View from hill walk near cousin's house in East Bay area

Chaska and Jason
I wanted to do something with Katie, and although she only had a short time, we decided to go to California. Because, why not? There are actually good reasons, which include seeing cousins and going to a special performance by Raining Jane and Jason Mraz in Santa Rosa. The concert was a makeup after a cancellation in October, due to the fires and fear for patron safety.

Of course, because I am who I am, meaning a complicated case, I worried about flying, due to flu and colds in general and Coronoavirus in particular. My pharmacist said, “Don’t go.” Then he said to go but to wear a heavy-duty mask, the kind they use for compounding, so he gave me one. My nurse at ECP, at Dana-Farber, said to wear one of the more thin masks. I took both.

With Katie and Chaska
I looked up whether to wear a mask while traveling, and the answer that I found was no. On the plane from Boston, I put on the heavy-duty one and couldn’t breathe. I called my friend Margaret while I was waiting for takeoff. “Put on the mask,” she said. (The reason for the concern is that prednisone is an immune system suppressant. ) Then the flight attendant said that she heard the only people who need to wear them are sick people, so as not to spread germs. The mask-wearing didn’t last long.

Family brunch
I was at a window seat, and my main problem was the guy on the aisle, who said, “Jesus Christ” when I got up to go to the bathroom. I told the flight attendant. She said then he shouldn’t have gotten the aisle seat. And she said I should go four times. I went three. Good for them to keep serving water. But duh, then you have to pee. I thought of saying something but didn’t.

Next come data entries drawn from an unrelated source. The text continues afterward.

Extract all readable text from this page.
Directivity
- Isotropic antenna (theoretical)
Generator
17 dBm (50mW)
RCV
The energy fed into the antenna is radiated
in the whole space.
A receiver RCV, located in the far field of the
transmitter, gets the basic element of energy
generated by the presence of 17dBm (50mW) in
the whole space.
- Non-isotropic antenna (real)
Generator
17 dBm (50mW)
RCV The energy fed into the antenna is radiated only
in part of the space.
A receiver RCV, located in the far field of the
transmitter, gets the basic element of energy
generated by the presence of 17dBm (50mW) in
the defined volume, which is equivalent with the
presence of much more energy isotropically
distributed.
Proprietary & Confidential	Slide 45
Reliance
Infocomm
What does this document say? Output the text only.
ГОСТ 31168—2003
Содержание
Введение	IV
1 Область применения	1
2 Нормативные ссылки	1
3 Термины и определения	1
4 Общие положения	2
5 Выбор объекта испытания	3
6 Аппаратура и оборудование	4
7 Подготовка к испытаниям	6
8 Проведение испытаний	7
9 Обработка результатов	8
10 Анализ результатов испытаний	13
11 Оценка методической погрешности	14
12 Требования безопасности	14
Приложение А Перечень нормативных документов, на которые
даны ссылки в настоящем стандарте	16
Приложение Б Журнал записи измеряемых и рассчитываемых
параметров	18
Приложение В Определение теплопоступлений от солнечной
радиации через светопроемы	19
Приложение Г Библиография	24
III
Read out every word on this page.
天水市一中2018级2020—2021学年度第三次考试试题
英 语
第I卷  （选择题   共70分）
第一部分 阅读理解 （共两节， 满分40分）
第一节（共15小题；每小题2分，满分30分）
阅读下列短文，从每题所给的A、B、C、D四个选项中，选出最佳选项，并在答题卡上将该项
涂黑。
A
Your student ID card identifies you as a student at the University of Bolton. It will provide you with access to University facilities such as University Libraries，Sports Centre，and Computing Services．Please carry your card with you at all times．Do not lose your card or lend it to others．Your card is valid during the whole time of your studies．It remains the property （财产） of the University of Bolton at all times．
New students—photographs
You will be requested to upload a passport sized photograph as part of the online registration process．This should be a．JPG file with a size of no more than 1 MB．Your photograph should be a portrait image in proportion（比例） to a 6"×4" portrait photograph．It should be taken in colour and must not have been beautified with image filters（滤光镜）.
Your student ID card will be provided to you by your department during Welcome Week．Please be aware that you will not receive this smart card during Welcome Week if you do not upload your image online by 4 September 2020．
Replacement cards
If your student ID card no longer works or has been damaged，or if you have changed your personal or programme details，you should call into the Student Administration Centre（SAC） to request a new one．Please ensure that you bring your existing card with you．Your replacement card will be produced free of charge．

The same day, Thursday, I had a beautiful day with my cousin Nancy. We went straight to a restaurant called Fish, in Sausalito, on the water. Then we wandered around Mill Valley, where she lives, and went to a yoga class. I spent the night at my cousin Wendy’s house in El Cerrito. In the morning we took a hill walk with a beautiful view. It’s crazy how it is part spring, part summer here. Part of it is due to climate change and part of it is just the way it usually is.

Cuteness in the park (Katie and Goldie)
Last night was the concert, preceded by dinner at an Italian restaurant in Santa Rosa, longtime residence of Peanuts creator Charles Schultz. At first I didn’t know what my cousin Nancy was talking about when she said she had parked near Woodstock. Then when I got there I saw that it was a statue of the yellow bird from Peanuts. The concert was fabulous. It is something else to be related to a rock star who is gorgeous inside and out. I love all the band members, each complementing the other.

Serena and Goldie
Today we had a family brunch hosted by Wendy and Mark, followed by a walk in the park. Katie, Goldie and I did yoga on the grass. It was great to catch up with the older cousins and play with the little ones. The group photo, with Jeremy in the back, holding Goldie, reminded me of the one at Atlantic Beach. In it, Bob stood in the back holding Katie, who was just a baby. Now she is my playmate and friend, and I am so happy to be spending time with her in this beautiful place. I feel land-locked where I live, though I am lucky to be relatively close to the water. Still, all my senses and soul drank in the water when afterwards we walked alongside the water in and around Tiburon, where we are staying at an Airbnb.

The view from our Airbnb and the area around it is spectacular. We walked along the water and took it all in. More adventures to come.